Owner says he took care of tigers
The owner of an exotic animal farm says the four tigers and one camel found dead on his property Tuesday weren't neglected. "Animals do get sick. Animals do die, particularly in cold weather," Dr.
The owner of an exotic animal farm says the four tigers and one camel found dead on his property Tuesday weren't neglected.
"Animals do get sick. Animals do die, particularly in cold weather," Dr. Roy Cordy said Thursday.
Tigers at Cordy's YOR Exotics animal farm, five miles north of Pelican Rapids, may have fed on each other, according to records filed Thursday in Otter Tail County District Court.
Local, state and federal investigators found the animal remains after searching the property Tuesday.
Officials obtained a judge's signature for a search warrant of the property after Elizabeth Hoadley, who lives south of Cordy's farm, complained she hadn't seen anyone feeding the animals for the previous 10 days.
Cordy, who has had the farm more than 12 years, said he has not changed his routine in recent months.
He said he feeds and waters his animals a specific amount every day and there is little left over when they are done.

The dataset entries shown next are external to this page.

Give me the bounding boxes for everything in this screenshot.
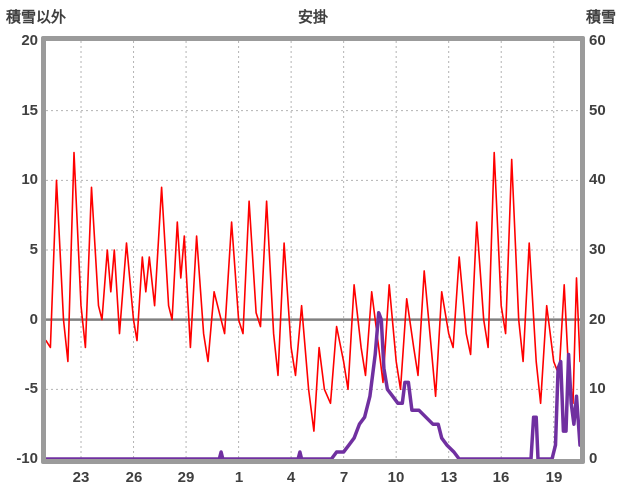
x-axis-tick: 13 [440,469,458,486]
right-axis-tick: 10 [589,380,606,397]
chart-title: 安掛 [297,9,328,26]
x-axis-tick: 23 [72,469,90,486]
left-axis-tick: 10 [21,171,38,188]
x-axis-tick: 29 [177,469,195,486]
left-axis-tick: -5 [24,380,38,397]
right-axis-tick: 0 [589,450,598,467]
plot-frame [41,36,585,464]
left-axis-tick: 5 [29,241,38,258]
right-axis-tick: 20 [589,311,606,328]
right-axis-tick: 60 [589,32,606,49]
left-axis-title: 積雪以外 [6,9,67,26]
x-axis-tick: 26 [125,469,143,486]
x-axis-tick: 4 [286,469,296,486]
left-axis-tick: 15 [21,102,38,119]
right-axis-tick: 50 [589,102,606,119]
x-axis-tick: 1 [234,469,244,486]
x-axis-tick: 19 [545,469,563,486]
right-axis-tick: 30 [589,241,606,258]
left-axis-tick: 20 [21,32,38,49]
x-axis-tick: 16 [492,469,510,486]
plot-svg [46,41,580,459]
x-axis-tick: 7 [339,469,349,486]
x-axis-tick: 10 [387,469,405,486]
left-axis-tick: -10 [16,450,38,467]
right-axis-tick: 40 [589,171,606,188]
left-axis-tick: 0 [29,311,38,328]
right-axis-title: 積雪 [586,9,617,26]
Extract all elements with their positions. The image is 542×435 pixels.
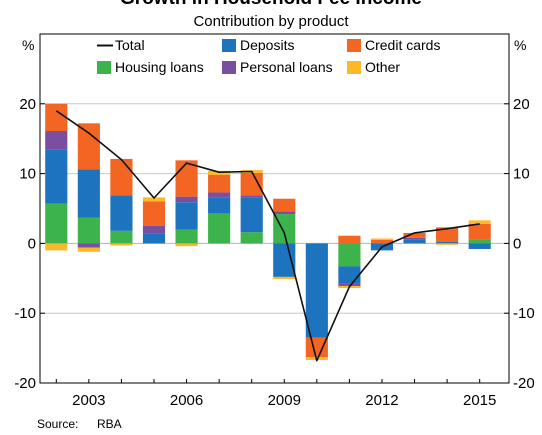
xtick-label-2009: 2009 [268, 392, 301, 409]
legend-swatch [222, 61, 236, 74]
xtick-label-2012: 2012 [365, 392, 398, 409]
bar-credit-cards-2005 [142, 201, 166, 226]
bar-deposits-2002 [45, 149, 68, 204]
legend-swatch [97, 61, 111, 74]
ytick-label-right--10: -10 [513, 305, 535, 322]
bar-housing-loans-2007 [208, 213, 231, 244]
bar-other-2012 [370, 238, 394, 240]
bar-deposits-2010 [305, 243, 328, 338]
bar-deposits-2015 [468, 243, 491, 249]
bar-credit-cards-2013 [403, 232, 426, 238]
ytick-label-right--20: -20 [513, 375, 535, 392]
bar-deposits-2005 [142, 233, 166, 244]
bar-other-2014 [436, 243, 459, 245]
legend-swatch [347, 61, 361, 74]
bar-personal-loans-2009 [273, 211, 296, 215]
legend-item-other: Other [347, 59, 400, 75]
bar-deposits-2003 [77, 169, 100, 218]
bar-credit-cards-2014 [436, 227, 459, 243]
bar-credit-cards-2002 [45, 103, 68, 132]
bar-housing-loans-2004 [110, 230, 133, 244]
right-unit-label: % [514, 37, 526, 53]
stacked-bars [45, 103, 491, 360]
ytick-label-left--10: -10 [14, 305, 36, 322]
bar-housing-loans-2002 [45, 203, 68, 244]
plot-frame [39, 33, 510, 384]
bar-housing-loans-2006 [175, 229, 198, 244]
legend-item-personal-loans: Personal loans [222, 59, 333, 75]
source-label: Source: [37, 417, 78, 431]
bar-deposits-2007 [208, 197, 231, 214]
bar-credit-cards-2004 [110, 158, 133, 196]
bar-housing-loans-2008 [240, 232, 263, 244]
ytick-label-left-10: 10 [19, 166, 36, 183]
legend-label: Housing loans [115, 59, 204, 75]
bar-housing-loans-2015 [468, 239, 491, 244]
legend-swatch [347, 39, 361, 52]
chart-title: Growth in Household Fee Income [120, 0, 422, 9]
bar-credit-cards-2009 [273, 198, 296, 212]
xtick-label-2015: 2015 [463, 392, 496, 409]
legend-item-credit-cards: Credit cards [347, 37, 440, 53]
left-unit-label: % [22, 37, 34, 53]
legend-item-housing-loans: Housing loans [97, 59, 204, 75]
bar-personal-loans-2007 [208, 192, 231, 198]
legend-swatch [222, 39, 236, 52]
bar-deposits-2006 [175, 202, 198, 230]
bar-other-2015 [468, 220, 491, 224]
total-line-layer [55, 110, 480, 362]
bar-housing-loans-2011 [338, 243, 361, 267]
bar-personal-loans-2003 [77, 243, 100, 248]
bar-other-2009 [273, 276, 296, 279]
bar-deposits-2014 [436, 242, 459, 244]
ytick-label-right-0: 0 [513, 235, 521, 252]
bar-credit-cards-2003 [77, 123, 100, 170]
bar-other-2003 [77, 247, 100, 252]
legend-item-deposits: Deposits [222, 37, 294, 53]
ytick-label-left-20: 20 [19, 96, 36, 113]
bar-credit-cards-2012 [370, 239, 394, 244]
bar-housing-loans-2003 [77, 217, 100, 244]
legend-item-total: Total [97, 37, 145, 53]
bar-deposits-2008 [240, 197, 263, 233]
bar-credit-cards-2015 [468, 223, 491, 240]
xtick-label-2006: 2006 [170, 392, 203, 409]
bar-credit-cards-2011 [338, 235, 361, 244]
bar-personal-loans-2002 [45, 131, 68, 150]
bar-other-2006 [175, 243, 198, 247]
bar-other-2004 [110, 243, 133, 246]
total-line [55, 110, 480, 362]
legend-label: Personal loans [240, 59, 333, 75]
legend: Total Deposits Credit cards Housing loans Pe… [97, 37, 440, 75]
ytick-label-left--20: -20 [14, 375, 36, 392]
bar-deposits-2004 [110, 195, 133, 231]
bar-personal-loans-2008 [240, 195, 263, 198]
bar-credit-cards-2010 [305, 337, 328, 358]
bar-credit-cards-2008 [240, 172, 263, 196]
axis-ticks: -20 -20 -10 -10 0 0 10 10 20 20 2003 2006 2009 2012 20… [14, 96, 534, 409]
bar-credit-cards-2007 [208, 174, 231, 193]
legend-label: Other [365, 59, 400, 75]
bar-personal-loans-2011 [338, 283, 361, 286]
ytick-label-right-20: 20 [513, 96, 530, 113]
ytick-label-right-10: 10 [513, 166, 530, 183]
legend-label: Deposits [240, 37, 294, 53]
source-value: RBA [97, 417, 122, 431]
xtick-label-2003: 2003 [72, 392, 105, 409]
bar-other-2005 [142, 197, 166, 202]
ytick-label-left-0: 0 [28, 235, 36, 252]
bar-deposits-2011 [338, 266, 361, 284]
bar-personal-loans-2006 [175, 196, 198, 203]
bar-deposits-2013 [403, 239, 426, 244]
legend-label: Credit cards [365, 37, 440, 53]
bar-personal-loans-2013 [403, 237, 426, 240]
legend-label: Total [115, 37, 145, 53]
bar-other-2002 [45, 243, 68, 251]
bar-personal-loans-2005 [142, 225, 166, 234]
chart-subtitle: Contribution by product [193, 13, 349, 30]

Because his job requires travel and working odd hours, Cordy said he sometimes must do his farm chores in the middle of the night.
"I think people, before they make assumptions, I wish they could have just called me," Cordy said.
Cordy wouldn't discuss the animals that were found dead or how long they had been that way but he said exotic animals pose a particular challenge when it comes to maintaining their health.
"I've spent up to $6,000 in one year on vet bills," he said. "These exotic animals don't show illness like other animals do.
"In the wild, if they show that they're ill, they're going to get preyed upon. So they don't show their illness until they drop over."
The dead animals were not immediately removed because the surviving tiger might have considered them her prey and defended them, Cordy said.
After Hoadley's complaint to the Otter Tail County Sheriff's Department, Deputy Marvin Robinson visited the farm, according to the search warrant filed in the investigation.
At first glance, Robinson said he saw a camel that appeared in good health.
The search warrant says Robinson then called Hoadley for more details about her complaint.
"Ms. Hoadley stated that there are other camels and a llama and other animals that are normally walking around the compound," court papers say. She also told Robinson that tigers lived in one of the buildings.
The deputy then took a closer look and spotted two camels, a llama and another exotic bird.
Court records say:
Robinson also found a dead tiger inside one of the buildings. The tiger was lying on its side and covered with snow.
In the doorway of another building, the deputy saw a live tiger and the head and hide of a third tiger.
"It appeared that the live tiger had eaten the other tiger," Robinson wrote in his affidavit.
The U.S. Fish and Wildlife Service took custody of the remains and officials are performing tests to determine how the animals died.
No charges have been filed in the case.
There were no signs of animals having been recently fed or watered at the site, Robinson said in his affidavit.
Over the last six months, Cordy said he has been in the process of liquidating the farm and finding homes for the animals.
The farm still houses a number of creatures, including two camels, a llama, an Asian leopard, five lemurs and some tortoises, Cordy said.
Court records say Cordy's home, located across Tamarac Lake from the farm, was sold at sheriff's auction last year and Cordy was evicted from the home last month.
The Sheriff's Department said Cordy is cooperating in the investigation and working with the Otter Tail County Humane Society and the Chahinkapa Zoo in Wahpeton, N.D., to care for the animals.
According to a search warrant, here's a partial list of what investigators found at the farm Tuesday:
- One young male tiger
- Four tiger legs -- two right rear, one left rear, and one right front
- One tiger tail
- One adult female tiger and half of one adult tiger
- Burned bird bones
Before Tuesday's search, the Sheriff's Department investigated two complaints about the farm within the past 18 months, but found nothing alarming during either visit.
The last time the USDA's Animal and Plant Health Inspection Service inspected YOR Exotics was in December 2001.
Cordy's license, which allowed him to buy and sell exotic animals, required a regular unannounced inspection by the agency.
Cordy did not renew his license after it expired in November 2003.
An inspector visited YOR Exotics five times between May 2001 and January 2003. However, the agency didn't complete four of the inspections.
Jim Rogers, an animal health inspection service spokesman, said Thursday that's not unusual.
"The requirement is that someone is there between business hours so we have access, but it is more common that there's not somebody at the smaller operations," he.
If the department has reason to believe animals are in danger, it has other means to access the facility, he said.
"Otherwise we'll just come back some other time," he said.
Officials conducted an inspection at YOR Exotics on Dec. 20, 2001, and cited Cordy for failing to have an 8-foot perimeter fence around the tiger pens. An inventory of the animals included four ring-tailed lemurs, six tigers, six camels, one sloth, four sugar gliders and a hedgehog.
Forum reporter Erin Hemme Froslie contributed to this article.